Wanted: A beer education
Oak Park Brewing Co.
Oak Park Brewing Co.
3514 BroadwaySacramento, CA 95817
Good for: outdoor eating, award-winning beer, upscale pub food
Notable dishes: Broadway Beetdown salad, Bacon Bleu Mac & Cheese, Hunter's Stew
It used to be that you’d go out for a bite and a beer and have lots of bites to choose from, but not much variety in the beer. In the last 10 years, we’ve gotten a slew of new breweries in Sacramento, seriously upping the suds quality. Finding good beer and food produced at the same location, though, still proves to be a bit challenging.
Oak Park Brewing Co. on Broadway opened last November after a long crowd-funding campaign. Owners Tom Karvonen and Dave Estis come from a homebrewing background and spent years testing beer recipes before deciding to open a brewery.
So the beers are the rightful stars here, and the location—in the rapidly gentrifying Oak Park neighborhood—is a great one. Situated in a 1925 building that once housed a grocery store, Estis’ influence shows in the industrial steampunk style of the expertly renovated interior. A huge patio extends along Broadway for a nice urban feel to the space.
Since the list of breweries with food onsite is limited, their decision to include a kitchen makes them stand out. Unfortunately, there have been some hiccups in the process.
The original chef left unceremoniously shortly before the brewery opened, but chef Steve Yarbrough has taken over. Formerly of Tuli Bistro and Magpie, Yarbrough aims to use the beer and spent grains in his take on farm-to-fork cuisine.
There are some great dishes already on the menu, most notably the Broadway Beetdown salad. This is no rabbit food. Mounds of baby arugula mingle with roasted golden beets, crumbled goat cheese and toasted pumpkin seeds. A brie vinaigrette is an unexpected but perfect complement to the greens.
Every eatery seemingly has to offer mac ’n’ cheese on its menu, and Yarbrough’s is a great one. Twisty gemelli pasta grab onto shreds of sweet caramelized onion and a rich blue-cheese sauce. It’s not too heavy, though, and a great foil for one of the hoppy beers.
Which one, though?
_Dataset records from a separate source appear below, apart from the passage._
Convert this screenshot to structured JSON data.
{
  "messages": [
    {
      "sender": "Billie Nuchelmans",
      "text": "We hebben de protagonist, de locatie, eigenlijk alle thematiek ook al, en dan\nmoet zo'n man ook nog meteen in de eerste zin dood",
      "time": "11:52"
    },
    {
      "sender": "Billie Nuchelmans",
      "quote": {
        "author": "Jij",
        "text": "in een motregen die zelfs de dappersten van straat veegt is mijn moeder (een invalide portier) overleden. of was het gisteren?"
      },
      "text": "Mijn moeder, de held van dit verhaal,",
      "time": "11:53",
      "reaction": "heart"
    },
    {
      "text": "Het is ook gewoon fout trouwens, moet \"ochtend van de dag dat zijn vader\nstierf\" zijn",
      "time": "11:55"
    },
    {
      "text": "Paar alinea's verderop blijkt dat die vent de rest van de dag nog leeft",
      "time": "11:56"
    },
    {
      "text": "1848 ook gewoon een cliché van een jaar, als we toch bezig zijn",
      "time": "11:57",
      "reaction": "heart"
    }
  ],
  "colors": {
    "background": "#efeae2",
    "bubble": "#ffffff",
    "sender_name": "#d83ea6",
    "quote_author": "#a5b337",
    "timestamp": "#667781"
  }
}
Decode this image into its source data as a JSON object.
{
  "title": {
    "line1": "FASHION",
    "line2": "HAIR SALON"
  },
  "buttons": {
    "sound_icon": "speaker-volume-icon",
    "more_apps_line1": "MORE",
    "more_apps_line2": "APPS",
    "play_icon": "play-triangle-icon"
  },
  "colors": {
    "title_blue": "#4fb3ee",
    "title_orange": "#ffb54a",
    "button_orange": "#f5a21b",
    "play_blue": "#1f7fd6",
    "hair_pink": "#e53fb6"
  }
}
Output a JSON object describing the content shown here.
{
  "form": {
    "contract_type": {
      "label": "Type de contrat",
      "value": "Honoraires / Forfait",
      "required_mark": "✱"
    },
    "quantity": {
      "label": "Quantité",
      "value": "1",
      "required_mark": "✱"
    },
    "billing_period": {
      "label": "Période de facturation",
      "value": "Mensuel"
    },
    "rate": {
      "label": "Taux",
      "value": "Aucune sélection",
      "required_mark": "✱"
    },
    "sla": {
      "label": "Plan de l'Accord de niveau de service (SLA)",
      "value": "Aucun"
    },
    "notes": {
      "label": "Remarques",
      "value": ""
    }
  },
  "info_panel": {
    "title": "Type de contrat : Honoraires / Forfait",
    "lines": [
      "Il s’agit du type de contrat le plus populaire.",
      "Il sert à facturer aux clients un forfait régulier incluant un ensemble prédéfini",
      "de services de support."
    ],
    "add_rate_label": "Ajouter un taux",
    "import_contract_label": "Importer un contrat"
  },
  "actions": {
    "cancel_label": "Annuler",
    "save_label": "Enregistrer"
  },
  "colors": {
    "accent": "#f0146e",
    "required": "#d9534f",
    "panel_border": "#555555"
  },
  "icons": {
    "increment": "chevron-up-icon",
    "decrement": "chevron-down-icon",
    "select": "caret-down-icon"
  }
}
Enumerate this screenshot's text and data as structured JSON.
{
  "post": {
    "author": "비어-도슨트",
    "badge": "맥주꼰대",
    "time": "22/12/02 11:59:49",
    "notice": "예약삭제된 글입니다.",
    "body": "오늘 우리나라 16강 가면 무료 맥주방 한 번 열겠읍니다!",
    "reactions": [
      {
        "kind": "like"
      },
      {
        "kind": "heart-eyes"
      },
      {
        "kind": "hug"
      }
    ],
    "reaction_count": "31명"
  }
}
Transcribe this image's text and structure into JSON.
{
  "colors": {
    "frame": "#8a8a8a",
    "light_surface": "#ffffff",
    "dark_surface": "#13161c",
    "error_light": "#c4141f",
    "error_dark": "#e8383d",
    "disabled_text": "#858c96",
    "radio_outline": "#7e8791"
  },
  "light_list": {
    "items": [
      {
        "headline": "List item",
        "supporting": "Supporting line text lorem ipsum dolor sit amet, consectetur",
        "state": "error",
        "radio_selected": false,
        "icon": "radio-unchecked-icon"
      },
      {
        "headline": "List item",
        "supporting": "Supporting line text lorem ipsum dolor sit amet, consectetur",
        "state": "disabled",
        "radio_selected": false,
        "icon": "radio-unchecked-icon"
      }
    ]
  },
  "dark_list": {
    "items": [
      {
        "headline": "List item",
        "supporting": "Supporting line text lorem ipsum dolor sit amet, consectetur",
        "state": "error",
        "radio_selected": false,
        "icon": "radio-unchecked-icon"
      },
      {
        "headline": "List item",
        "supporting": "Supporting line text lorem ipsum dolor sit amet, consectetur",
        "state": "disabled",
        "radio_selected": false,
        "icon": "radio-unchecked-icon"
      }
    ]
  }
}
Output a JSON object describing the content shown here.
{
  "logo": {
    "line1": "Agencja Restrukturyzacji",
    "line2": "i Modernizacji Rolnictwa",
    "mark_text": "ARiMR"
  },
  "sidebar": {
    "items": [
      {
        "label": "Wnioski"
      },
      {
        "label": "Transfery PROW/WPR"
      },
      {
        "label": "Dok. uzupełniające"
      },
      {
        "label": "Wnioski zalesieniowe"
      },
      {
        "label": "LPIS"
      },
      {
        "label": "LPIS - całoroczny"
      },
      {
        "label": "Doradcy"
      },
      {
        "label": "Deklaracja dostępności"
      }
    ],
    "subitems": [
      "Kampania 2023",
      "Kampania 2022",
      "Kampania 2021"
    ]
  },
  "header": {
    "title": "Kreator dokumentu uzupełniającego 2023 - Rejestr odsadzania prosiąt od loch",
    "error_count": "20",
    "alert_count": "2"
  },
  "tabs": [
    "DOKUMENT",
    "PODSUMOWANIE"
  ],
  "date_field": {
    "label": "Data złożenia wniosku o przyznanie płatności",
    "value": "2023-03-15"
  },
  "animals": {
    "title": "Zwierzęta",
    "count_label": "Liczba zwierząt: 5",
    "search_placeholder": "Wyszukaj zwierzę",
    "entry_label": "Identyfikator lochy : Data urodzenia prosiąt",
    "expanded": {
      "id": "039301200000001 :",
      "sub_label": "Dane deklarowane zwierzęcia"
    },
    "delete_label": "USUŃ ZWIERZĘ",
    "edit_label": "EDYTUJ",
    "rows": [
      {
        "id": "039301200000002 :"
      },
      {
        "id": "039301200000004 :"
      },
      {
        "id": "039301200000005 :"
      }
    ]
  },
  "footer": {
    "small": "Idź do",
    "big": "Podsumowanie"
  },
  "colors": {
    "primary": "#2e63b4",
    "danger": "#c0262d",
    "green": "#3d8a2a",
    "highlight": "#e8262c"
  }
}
Since they’re new on the scene and intend to connect the food and beer, it would be great to include pairing ideas with each menu item. Recommendations from the servers would also be helpful.
The Irish Fries make for another interesting dish. They’re described on the menu as “chips,” which are thick-cut fries topped, surprisingly, with a rabbit gravy and provolone cheese. It turns out they’re delicious. You don’t see rabbit much on menus, but it can be sourced locally and sustainably, and makes a savory sauce that doesn’t overwhelm the fries.
The Hunter’s Stew boasts beef, pork and wild game with root vegetables. If the intent is to use lesser-known meats, the servers should point out daily additions to highlight this unusual take on pub food. The stew is flavorful, but a bit scanty on the meat, and the sauce is too thin.
One of the weak links here seems to be server education. Except for one waitress, who we recognized from lots of Midtown restaurants, the servers seem a little untrained and vague on ingredients. When we ordered the Sausage Board, the waitress couldn’t tell us what the sausages were, and then returned with the news that they were “Italian and brat.” Any details on meat or spices were unavailable.
The sausages themselves were snappy and well cooked, but seem a bit too lean. They don’t have much juiciness to them. Served with sides of caramelized onions and lightly pickled peppers, they make a nice appetizer or light meal, smeared with a grainy mustard. (Beer incorporated? Who knows?)
With the warm spring we’re having, Oak Park Brewing’s patio will surely be packed with drinkers and their dogs. Whether they stay for a meal or not depends on whether the kitchen can find its footing with consistent cooking and enough enticing details that customers order more than beer.